Dagli atti parlamentari risulta poi di tutta evidenza la volontà del legislatore di attribuire un beneficio ai marittimi con la norma censurata ed anche dal tenore della stessa, che parla espressamente di prolungamento dei periodi contributivi, si evince come l’art. 24 della legge n. 413 del 1984 non sia una norma meramente definitoria della nozione di retribuzione dei marittimi, come sostenuto dalla difesa dell’INPS.

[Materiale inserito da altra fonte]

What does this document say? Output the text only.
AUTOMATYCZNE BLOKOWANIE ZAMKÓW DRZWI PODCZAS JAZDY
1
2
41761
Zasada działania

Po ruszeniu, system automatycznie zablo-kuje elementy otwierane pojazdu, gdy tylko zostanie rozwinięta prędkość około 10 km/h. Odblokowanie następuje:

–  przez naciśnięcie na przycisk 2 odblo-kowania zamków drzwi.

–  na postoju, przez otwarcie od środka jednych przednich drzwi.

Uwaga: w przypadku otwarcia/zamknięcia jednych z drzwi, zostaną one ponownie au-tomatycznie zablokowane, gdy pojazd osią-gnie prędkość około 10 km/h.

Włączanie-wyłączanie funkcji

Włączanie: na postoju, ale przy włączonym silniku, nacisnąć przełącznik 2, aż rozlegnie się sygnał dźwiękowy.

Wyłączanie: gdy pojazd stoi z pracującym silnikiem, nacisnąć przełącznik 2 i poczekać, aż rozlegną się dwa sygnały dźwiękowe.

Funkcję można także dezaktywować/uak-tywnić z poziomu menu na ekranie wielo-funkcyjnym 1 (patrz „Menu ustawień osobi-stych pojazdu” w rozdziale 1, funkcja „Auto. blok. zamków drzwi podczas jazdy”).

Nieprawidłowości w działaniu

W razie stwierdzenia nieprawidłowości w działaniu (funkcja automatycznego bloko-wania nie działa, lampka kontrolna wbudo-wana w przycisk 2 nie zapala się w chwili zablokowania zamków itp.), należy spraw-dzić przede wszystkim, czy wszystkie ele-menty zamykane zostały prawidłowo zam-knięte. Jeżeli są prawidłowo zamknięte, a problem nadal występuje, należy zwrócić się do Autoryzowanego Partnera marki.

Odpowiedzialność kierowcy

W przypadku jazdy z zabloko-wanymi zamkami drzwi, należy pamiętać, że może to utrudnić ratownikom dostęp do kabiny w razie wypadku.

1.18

10.2.– Del resto, anche la contrattazione collettiva prevede che i sabati, domeniche, festività e ferie siano autonomamente compensati ove non goduti ed inoltre il quinto comma dell’art. 24 richiama espressamente l’istituto della neutralizzazione, ma lo riferisce solo a quanti abbiano superato il periodo massimo di contribuzione utile; né rileva ai fini della presente decisione l’eccezione di inammissibilità dell’INPS nell’ipotesi che l’interessato abbia potuto ricevere negli ultimi tempi una retribuzione inferiore.

11.– Pertanto, entrambe le disposizioni, gli artt. 24 e 25 della legge n. 413 del 1984, sono ispirate alla medesima ratio e, quindi, è irragionevole ed è in contrasto con l’art. 3 Cost. che le norme censurate, benché siano volte a colmare uno svantaggio (come la difficoltà di conseguire il minimo contributivo per l’accesso al trattamento pensionistico), si traducano in un danno e producano l’effetto di depauperare il trattamento pensionistico a cui l’assicurato avrebbe virtualmente diritto.

12.– Il combinato disposto dell’art. 3, ottavo comma, della legge n. 297 del 1982 e dell’art. 24 della legge n. 413 del 1984 viola, altresì, gli artt. 36 e 38, secondo comma, Cost., poiché non rispetta la giusta proporzione tra attività di lavoro prestato, relativa retribuzione, e quantificazione della prestazione pensionistica.

13.– Si deve dichiarare, pertanto, l’illegittimità costituzionale dell’art. 3, ottavo comma, della legge n. 297 del 1982, in combinato disposto con l’art. 24 della legge n. 413 del 1984, nella parte in cui tali norme non consentono la neutralizzazione del prolungamento previsto dall’art. 24 della legge n. 413 del 1984 per il calcolo della pensione di vecchiaia in favore dei lavoratori marittimi che abbiano raggiunto il diritto a pensione, quando il suddetto prolungamento determini un risultato sfavorevole nel calcolo dell’importo della pensione spettante agli assicurati.

Per Questi Motivi

LA CORTE COSTITUZIONALE

dichiara l’illegittimità costituzionale dell’art. 3, ottavo comma, della legge 29 maggio 1982, n. 297 (Disciplina del trattamento di fine rapporto e norme in materia pensionistica), in combinato disposto con l’art. 24 della legge 26 luglio 1984, n. 413 (Riordinamento pensionistico dei lavoratori marittimi), nella parte in cui tali norme non consentono la neutralizzazione del prolungamento previsto dall’art. 24 della medesima legge n. 413 del 1984 per il calcolo della pensione di vecchiaia in favore dei lavoratori marittimi che abbiano raggiunto il diritto a pensione quando il suddetto prolungamento determini un risultato sfavorevole nel calcolo dell’importo della pensione spettante agli assicurati.

Così deciso in Roma, nella sede della Corte costituzionale, Palazzo della Consulta, il 13 settembre 2022.

F.to:

Silvana SCIARRA, Presidente

Giulio PROSPERETTI, Redattore

Roberto MILANA, Direttore della Cancelleria

Depositata in Cancelleria il 7 novembre 2022.